Fundamental to maximization and sampling algorithms in high dimensions are gradients of the posterior. CMBLensing.jl uses the interface provided by the automatic differentiation library Zygote to compute these gradients.

using Zygote

Zygote provides the gradient function, which takes a function for which to evaluate the gradient as the first argument, and the value at which to evaluate the gradient as the second argument. For example:

gradient(x->3x^2+2x, 1)
(8.0,)

Gradients of the CMB lensing posterior work in exactly the same way. For example, to take the gradient with respect to $\phi$ in the mixed parametrization, where we fix $f$ to the Wiener filter computed above and evaluate the gradient at $\phi=0$, we can do:

gϕ = gradient(ϕ° -> logpdf(Mixed(ds); f°=f_wf, ϕ°), 0ϕ)[1];

Here's what this gradient looks like multiplied by $\mathbb{C}_\phi$. This is actually the first gradient step in the iterative joint maximum a posteriori estimation. You can see below this very broadly matches the truth:

plot([ds.Cϕ*gϕ ϕ], title=["gradient step" "true ϕ"])
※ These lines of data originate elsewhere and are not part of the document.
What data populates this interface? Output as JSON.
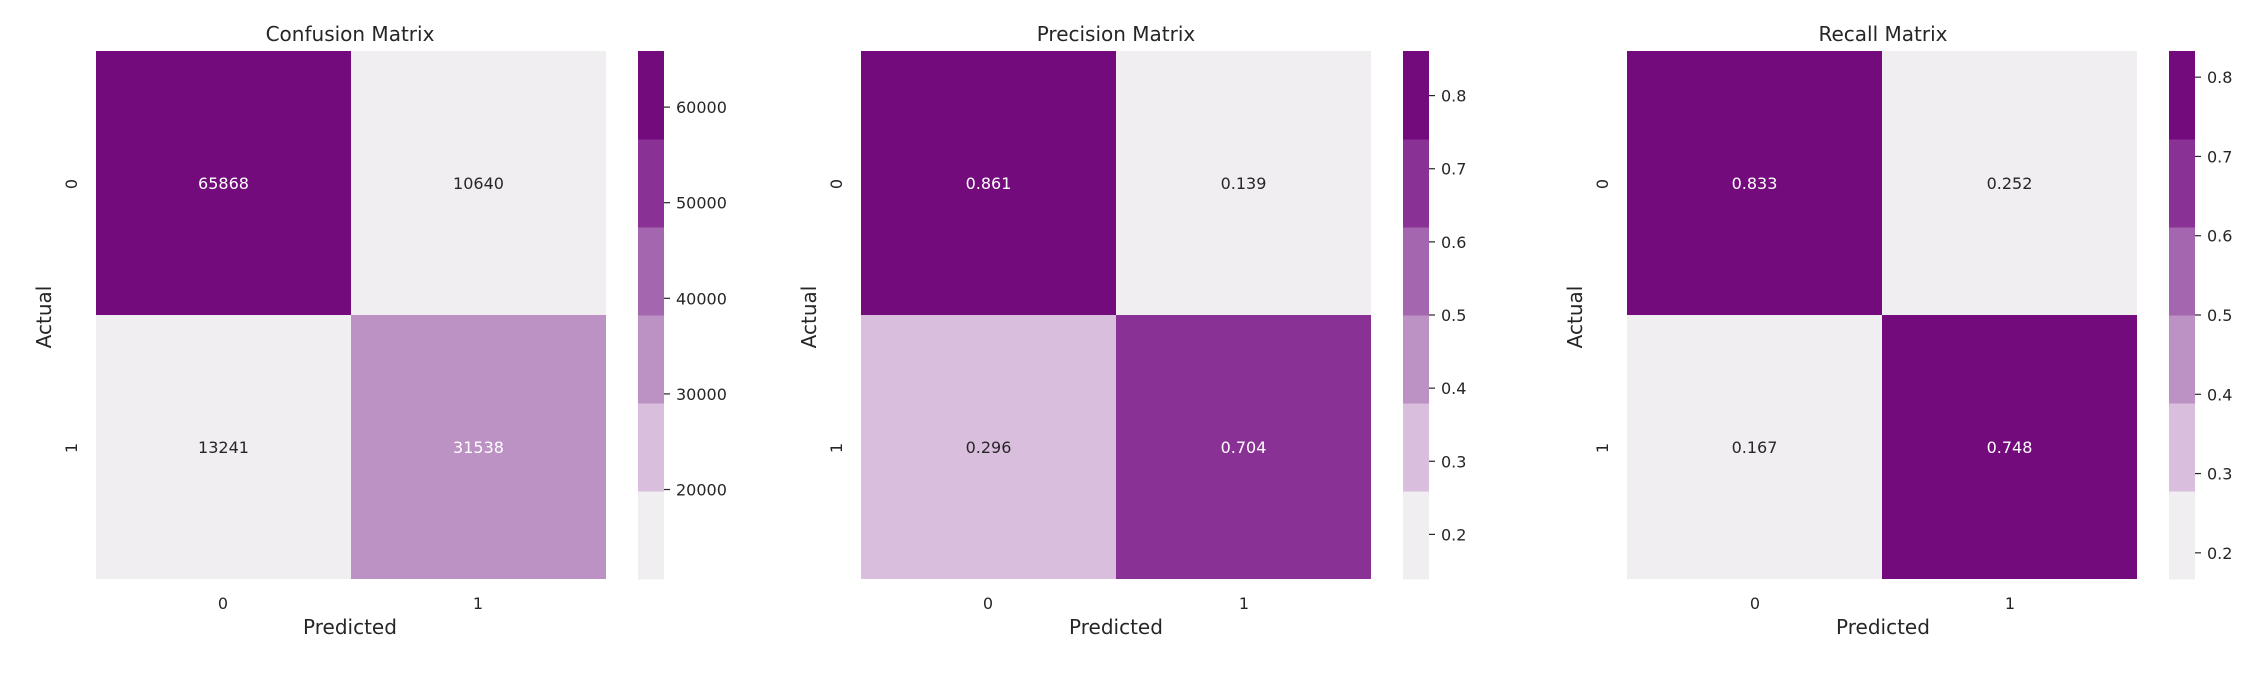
{
  "palette": [
    "#f0eef1",
    "#d9bfdd",
    "#bc91c4",
    "#a466ae",
    "#8a3196",
    "#740b7d"
  ],
  "chart_data": [
    {
      "type": "heatmap",
      "title": "Confusion Matrix",
      "xlabel": "Predicted",
      "ylabel": "Actual",
      "x_categories": [
        "0",
        "1"
      ],
      "y_categories": [
        "0",
        "1"
      ],
      "values": [
        [
          65868,
          10640
        ],
        [
          13241,
          31538
        ]
      ],
      "cell_labels": [
        [
          "65868",
          "10640"
        ],
        [
          "13241",
          "31538"
        ]
      ],
      "colorbar": {
        "range": [
          10640,
          65868
        ],
        "levels": 6,
        "ticks": [
          20000,
          30000,
          40000,
          50000,
          60000
        ],
        "tick_labels": [
          "20000",
          "30000",
          "40000",
          "50000",
          "60000"
        ]
      }
    },
    {
      "type": "heatmap",
      "title": "Precision Matrix",
      "xlabel": "Predicted",
      "ylabel": "Actual",
      "x_categories": [
        "0",
        "1"
      ],
      "y_categories": [
        "0",
        "1"
      ],
      "values": [
        [
          0.861,
          0.139
        ],
        [
          0.296,
          0.704
        ]
      ],
      "cell_labels": [
        [
          "0.861",
          "0.139"
        ],
        [
          "0.296",
          "0.704"
        ]
      ],
      "colorbar": {
        "range": [
          0.139,
          0.861
        ],
        "levels": 6,
        "ticks": [
          0.2,
          0.3,
          0.4,
          0.5,
          0.6,
          0.7,
          0.8
        ],
        "tick_labels": [
          "0.2",
          "0.3",
          "0.4",
          "0.5",
          "0.6",
          "0.7",
          "0.8"
        ]
      }
    },
    {
      "type": "heatmap",
      "title": "Recall Matrix",
      "xlabel": "Predicted",
      "ylabel": "Actual",
      "x_categories": [
        "0",
        "1"
      ],
      "y_categories": [
        "0",
        "1"
      ],
      "values": [
        [
          0.833,
          0.252
        ],
        [
          0.167,
          0.748
        ]
      ],
      "cell_labels": [
        [
          "0.833",
          "0.252"
        ],
        [
          "0.167",
          "0.748"
        ]
      ],
      "colorbar": {
        "range": [
          0.167,
          0.833
        ],
        "levels": 6,
        "ticks": [
          0.2,
          0.3,
          0.4,
          0.5,
          0.6,
          0.7,
          0.8
        ],
        "tick_labels": [
          "0.2",
          "0.3",
          "0.4",
          "0.5",
          "0.6",
          "0.7",
          "0.8"
        ]
      }
    }
  ]
}
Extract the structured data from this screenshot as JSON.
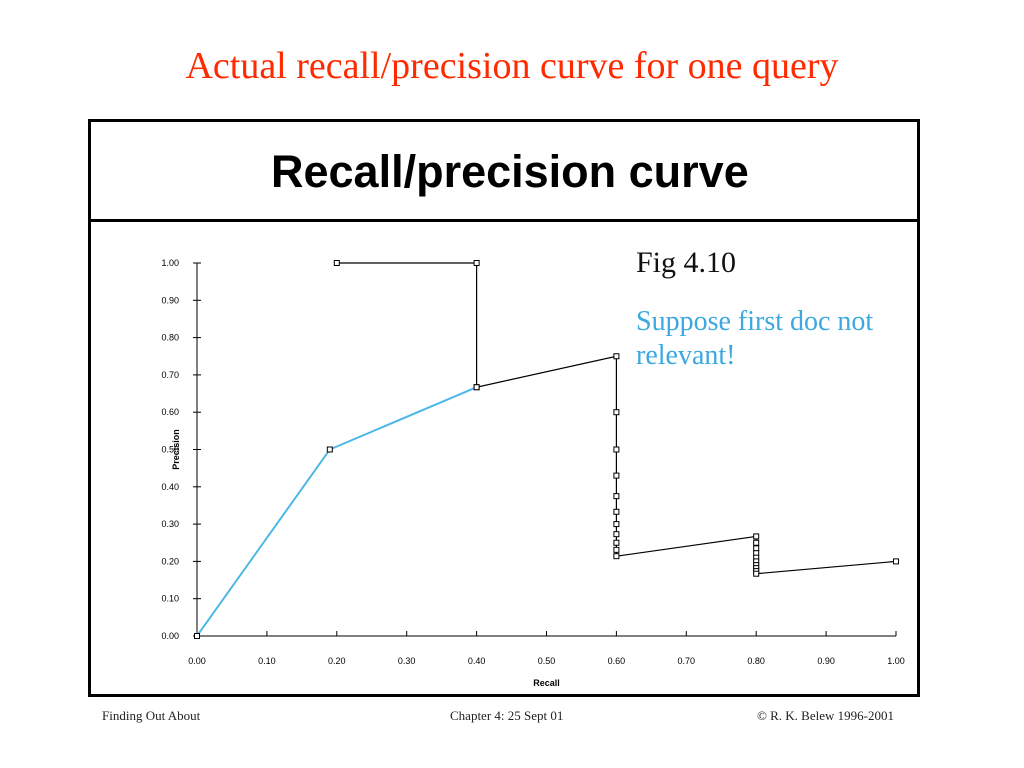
{
  "slide": {
    "title": "Actual recall/precision curve for one query"
  },
  "figure": {
    "header_title": "Recall/precision curve",
    "fig_label": "Fig 4.10",
    "annotation": "Suppose first doc not relevant!"
  },
  "footer": {
    "left": "Finding Out About",
    "center": "Chapter 4: 25 Sept 01",
    "right": "© R. K. Belew 1996-2001"
  },
  "chart_data": {
    "type": "line",
    "xlabel": "Recall",
    "ylabel": "Precision",
    "xlim": [
      0,
      1
    ],
    "ylim": [
      0,
      1
    ],
    "x_ticks": [
      "0.00",
      "0.10",
      "0.20",
      "0.30",
      "0.40",
      "0.50",
      "0.60",
      "0.70",
      "0.80",
      "0.90",
      "1.00"
    ],
    "y_ticks": [
      "0.00",
      "0.10",
      "0.20",
      "0.30",
      "0.40",
      "0.50",
      "0.60",
      "0.70",
      "0.80",
      "0.90",
      "1.00"
    ],
    "colors": {
      "actual": "#000000",
      "first_doc_not_relevant": "#4db8e8"
    },
    "series": [
      {
        "key": "actual",
        "points": [
          [
            0.2,
            1.0
          ],
          [
            0.4,
            1.0
          ],
          [
            0.4,
            0.667
          ],
          [
            0.6,
            0.75
          ],
          [
            0.6,
            0.6
          ],
          [
            0.6,
            0.5
          ],
          [
            0.6,
            0.43
          ],
          [
            0.6,
            0.375
          ],
          [
            0.6,
            0.333
          ],
          [
            0.6,
            0.3
          ],
          [
            0.6,
            0.273
          ],
          [
            0.6,
            0.25
          ],
          [
            0.6,
            0.231
          ],
          [
            0.6,
            0.214
          ],
          [
            0.8,
            0.267
          ],
          [
            0.8,
            0.25
          ],
          [
            0.8,
            0.235
          ],
          [
            0.8,
            0.222
          ],
          [
            0.8,
            0.21
          ],
          [
            0.8,
            0.2
          ],
          [
            0.8,
            0.19
          ],
          [
            0.8,
            0.182
          ],
          [
            0.8,
            0.174
          ],
          [
            0.8,
            0.167
          ],
          [
            1.0,
            0.2
          ]
        ]
      },
      {
        "key": "first_doc_not_relevant",
        "points": [
          [
            0.0,
            0.0
          ],
          [
            0.19,
            0.5
          ],
          [
            0.4,
            0.667
          ]
        ]
      }
    ]
  }
}
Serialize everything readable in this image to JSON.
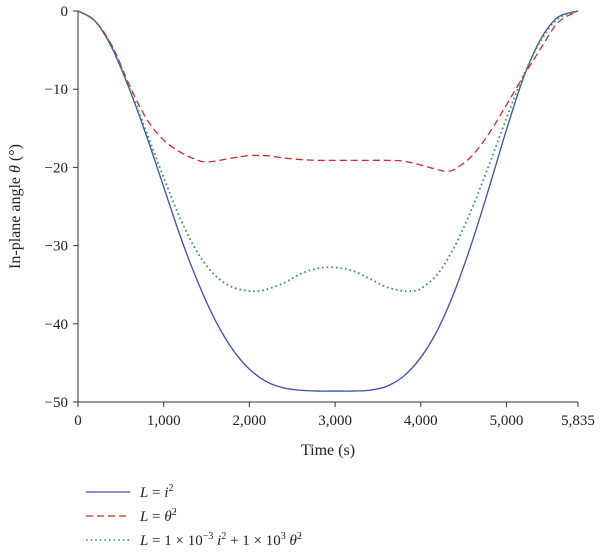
{
  "chart_data": {
    "type": "line",
    "xlabel": "Time (s)",
    "ylabel": "In-plane angle θ (°)",
    "xlim": [
      0,
      5835
    ],
    "ylim": [
      -50,
      0
    ],
    "x_ticks": [
      0,
      1000,
      2000,
      3000,
      4000,
      5000,
      5835
    ],
    "x_tick_labels": [
      "0",
      "1,000",
      "2,000",
      "3,000",
      "4,000",
      "5,000",
      "5,835"
    ],
    "y_ticks": [
      0,
      -10,
      -20,
      -30,
      -40,
      -50
    ],
    "y_tick_labels": [
      "0",
      "−10",
      "−20",
      "−30",
      "−40",
      "−50"
    ],
    "grid": false,
    "legend_position": "bottom-left",
    "series": [
      {
        "name": "L = i²",
        "color": "#3a4fb0",
        "style": "solid",
        "x": [
          0,
          200,
          400,
          600,
          800,
          1000,
          1200,
          1400,
          1600,
          1800,
          2000,
          2200,
          2400,
          2600,
          2800,
          3000,
          3200,
          3400,
          3600,
          3800,
          4000,
          4200,
          4400,
          4600,
          4800,
          5000,
          5200,
          5400,
          5600,
          5835
        ],
        "values": [
          0,
          -1.3,
          -4.8,
          -10.0,
          -16.0,
          -22.5,
          -29.0,
          -34.7,
          -39.5,
          -43.2,
          -45.8,
          -47.4,
          -48.2,
          -48.5,
          -48.6,
          -48.6,
          -48.6,
          -48.5,
          -48.0,
          -46.7,
          -44.3,
          -40.7,
          -35.7,
          -29.5,
          -22.5,
          -15.2,
          -8.5,
          -3.6,
          -0.8,
          0
        ]
      },
      {
        "name": "L = θ̇²",
        "color": "#d62828",
        "style": "dashed",
        "x": [
          0,
          200,
          400,
          600,
          800,
          1000,
          1200,
          1400,
          1500,
          1600,
          1800,
          2000,
          2200,
          2400,
          2600,
          2800,
          3000,
          3200,
          3400,
          3600,
          3800,
          4000,
          4200,
          4300,
          4400,
          4600,
          4800,
          5000,
          5200,
          5400,
          5600,
          5835
        ],
        "values": [
          0,
          -1.3,
          -4.5,
          -9.5,
          -13.8,
          -16.5,
          -18.1,
          -19.1,
          -19.3,
          -19.2,
          -18.8,
          -18.5,
          -18.5,
          -18.8,
          -19.0,
          -19.1,
          -19.1,
          -19.1,
          -19.1,
          -19.1,
          -19.2,
          -19.7,
          -20.3,
          -20.5,
          -20.2,
          -18.5,
          -15.6,
          -12.0,
          -8.3,
          -4.8,
          -1.5,
          0
        ]
      },
      {
        "name": "L = 1 × 10⁻³ i² + 1 × 10³ θ̇²",
        "color": "#2f9a4a",
        "style": "dotted",
        "x": [
          0,
          200,
          400,
          600,
          800,
          1000,
          1200,
          1400,
          1600,
          1800,
          2000,
          2100,
          2200,
          2400,
          2600,
          2800,
          3000,
          3200,
          3400,
          3600,
          3800,
          3900,
          4000,
          4200,
          4400,
          4600,
          4800,
          5000,
          5200,
          5400,
          5600,
          5835
        ],
        "values": [
          0,
          -1.3,
          -4.6,
          -9.8,
          -15.5,
          -21.3,
          -26.7,
          -31.0,
          -33.8,
          -35.3,
          -35.8,
          -35.8,
          -35.6,
          -34.8,
          -33.6,
          -32.9,
          -32.8,
          -33.2,
          -34.2,
          -35.3,
          -35.8,
          -35.8,
          -35.5,
          -33.6,
          -30.0,
          -25.2,
          -19.6,
          -13.7,
          -8.2,
          -3.8,
          -1.0,
          0
        ]
      }
    ]
  },
  "legend": {
    "items": [
      {
        "label_html_key": "series1"
      },
      {
        "label_html_key": "series2"
      },
      {
        "label_html_key": "series3"
      }
    ]
  }
}
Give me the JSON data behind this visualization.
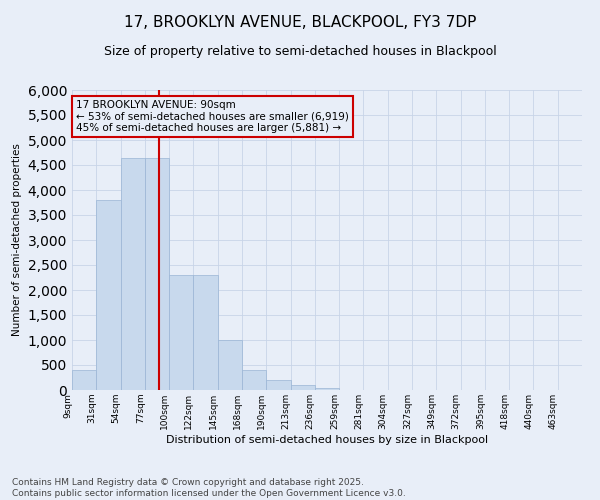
{
  "title_line1": "17, BROOKLYN AVENUE, BLACKPOOL, FY3 7DP",
  "title_line2": "Size of property relative to semi-detached houses in Blackpool",
  "xlabel": "Distribution of semi-detached houses by size in Blackpool",
  "ylabel": "Number of semi-detached properties",
  "bin_labels": [
    "9sqm",
    "31sqm",
    "54sqm",
    "77sqm",
    "100sqm",
    "122sqm",
    "145sqm",
    "168sqm",
    "190sqm",
    "213sqm",
    "236sqm",
    "259sqm",
    "281sqm",
    "304sqm",
    "327sqm",
    "349sqm",
    "372sqm",
    "395sqm",
    "418sqm",
    "440sqm",
    "463sqm"
  ],
  "bar_heights": [
    400,
    3800,
    4650,
    4650,
    2300,
    2300,
    1000,
    400,
    200,
    100,
    50,
    0,
    0,
    0,
    0,
    0,
    0,
    0,
    0,
    0,
    0
  ],
  "bar_color": "#c8d9ed",
  "bar_edge_color": "#9ab5d5",
  "grid_color": "#c8d4e8",
  "background_color": "#e8eef8",
  "vline_x": 3.6,
  "vline_color": "#cc0000",
  "annotation_text": "17 BROOKLYN AVENUE: 90sqm\n← 53% of semi-detached houses are smaller (6,919)\n45% of semi-detached houses are larger (5,881) →",
  "annotation_box_color": "#cc0000",
  "ylim": [
    0,
    6000
  ],
  "yticks": [
    0,
    500,
    1000,
    1500,
    2000,
    2500,
    3000,
    3500,
    4000,
    4500,
    5000,
    5500,
    6000
  ],
  "footnote": "Contains HM Land Registry data © Crown copyright and database right 2025.\nContains public sector information licensed under the Open Government Licence v3.0.",
  "title_fontsize": 11,
  "subtitle_fontsize": 9,
  "annotation_fontsize": 7.5,
  "footnote_fontsize": 6.5
}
You are free to manipulate the fields inside of the function whose gradient is being taken, and Zygote will automatically propagate the chain rule for you:

gradient(ϕ -> -2logpdf(ds; f=f_wf, ϕ=3ϕ), 0ϕ)[1] ≈ -6 * gradient(ϕ -> logpdf(ds; f=f_wf, ϕ), 0ϕ)[1]
true

Automatic differentiation with respect to any and all arguments of logpdf works, including the cosmological parameters:

gradient(Aϕ -> logpdf(ds; f, ϕ, θ=(;Aϕ)), 1)
(39.23843471356467,)

Currently Zygote is working with many (but not all) operations that you can do to fields. If you run into things which Zygote is not able to differentiate successfully (generally you'll get some error), please feel free to file an Issue with CMBLensing.jl.